55 Days on Zero Carb Diet

I have reached day 55 on the Carnivore diet. Today my back is hurting a little. I have been doing some back exercises in the gym, and may have pushed a little too hard. There has always been this sharp pain in my lower back for as long as I can remember. It is different from pain resulting in typical soreness after a workout. That is not what I am feeling today.

Other than that, my body feels pretty strong. I did have some upper back and neck pain, other than soreness from working out. That too is a flareup because of the workout. And trust me, I do not lift heavy. The muscles I targeted are barely sore. It may be because of degenerative disc disease.

So, there are different exercises I have to do for these issues. They are exercises I learned at physical therapy. Sometimes those are the only exercises I can do.

I have lost approximately 19 pounds!

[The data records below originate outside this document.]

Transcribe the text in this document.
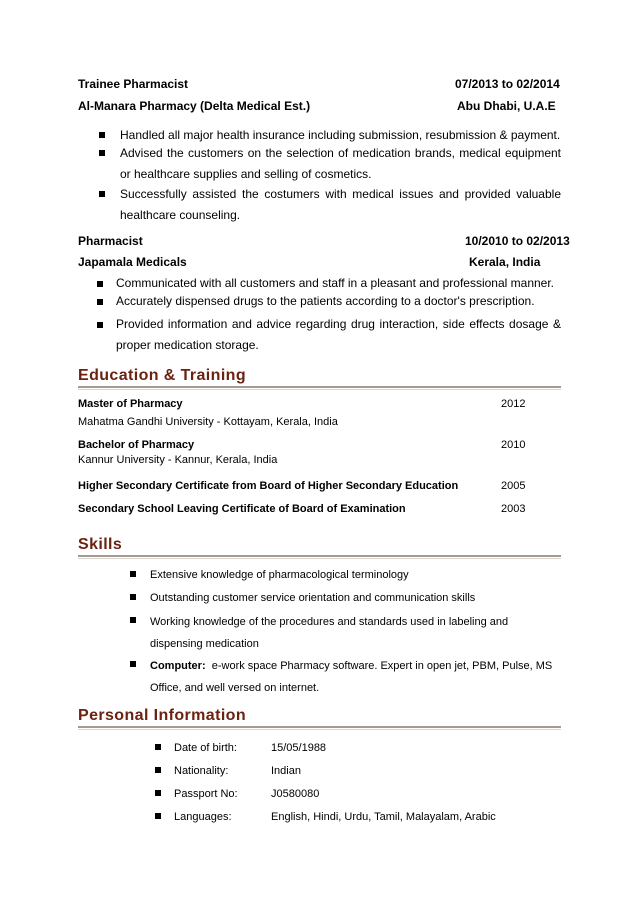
Trainee Pharmacist	07/2013 to 02/2014
Al-Manara Pharmacy (Delta Medical Est.)	Abu Dhabi, U.A.E
Handled all major health insurance including submission, resubmission & payment.
Advised the customers on the selection of medication brands, medical equipment or healthcare supplies and selling of cosmetics.
Successfully assisted the costumers with medical issues and provided valuable healthcare counseling.
Pharmacist	10/2010 to 02/2013
Japamala Medicals	Kerala, India
Communicated with all customers and staff in a pleasant and professional manner.
Accurately dispensed drugs to the patients according to a doctor's prescription.
Provided information and advice regarding drug interaction, side effects dosage & proper medication storage.
Education & Training
Master of Pharmacy	2012
Mahatma Gandhi University - Kottayam, Kerala, India
Bachelor of Pharmacy	2010
Kannur University - Kannur, Kerala, India
Higher Secondary Certificate from Board of Higher Secondary Education	2005
Secondary School Leaving Certificate of Board of Examination	2003
Skills
Extensive knowledge of pharmacological terminology
Outstanding customer service orientation and communication skills
Working knowledge of the procedures and standards used in labeling and dispensing medication
Computer: e-work space Pharmacy software. Expert in open jet, PBM, Pulse, MS Office, and well versed on internet.
Personal Information
Date of birth:	15/05/1988
Nationality:	Indian
Passport No:	J0580080
Languages:	English, Hindi, Urdu, Tamil, Malayalam, Arabic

It is happening slower than I thought it would. However, I am pleased with the rate of loss. I feel it means that I have actually lost or burned fat versus water or muscle mass. Water weight comes and goes very quickly in both directions.

I am eating less because I have less hunger. I do try to eat at least 2,100 calories a day, and more if I can. This is not a diet or restrictive calories. I don’t want my metabolism to slow down.

Before I started, I can remember going to bed with a bloated gut. That has not happened since I started eating this way. My stool has been better. It is no longer mushy and sticky. It is easier to clean up.

Also, before, I would sometimes wake up and my jaw would be slightly out of alignment, and the joint would be stiff and swollen, and would pop when I opened and closed my mouth. That doesn’t happen anymore.

And I’m not sure about this one yet, but I think there is less fat on the insides of my cheeks. I used to consistently bite the inside of my cheeks when I eat. This would especially happen when I’d chew gum. Yesterday, I noticed (while chewing gum) that I was not biting myself! I don’t know for sure, but it feels like there may be more room in my mouth. Maybe I’ve had some cheek shrinkage.

I am motivated to continue. A big part of that motivation are the before pictures of my body I have taken for this particular quest. They are so ugly and gross! Seeing what I look like prompted me to print the pictures and hang them on my bathroom wall so that I would see them every day, and remember what I am fighting for.

Seeing the pictures played a role in the realizations I spoke of in a previous post, 38 Days & Reality. This is going to take a long time. If I remain consistent, maybe a year, or two. I have been adjusting my expectations. I don’t want fast weight-loss. I want permanent, sustainable weight-loss. Perhaps it will take me two years to learn how to do that.

For the present, I will continue on, doing what I know already. I realize I can’t do it alone. I have joined an online community of like minded people. It really does help to be a part of a group, where I can ask questions. There are some doctors and coaches in the group as well to guide in the process.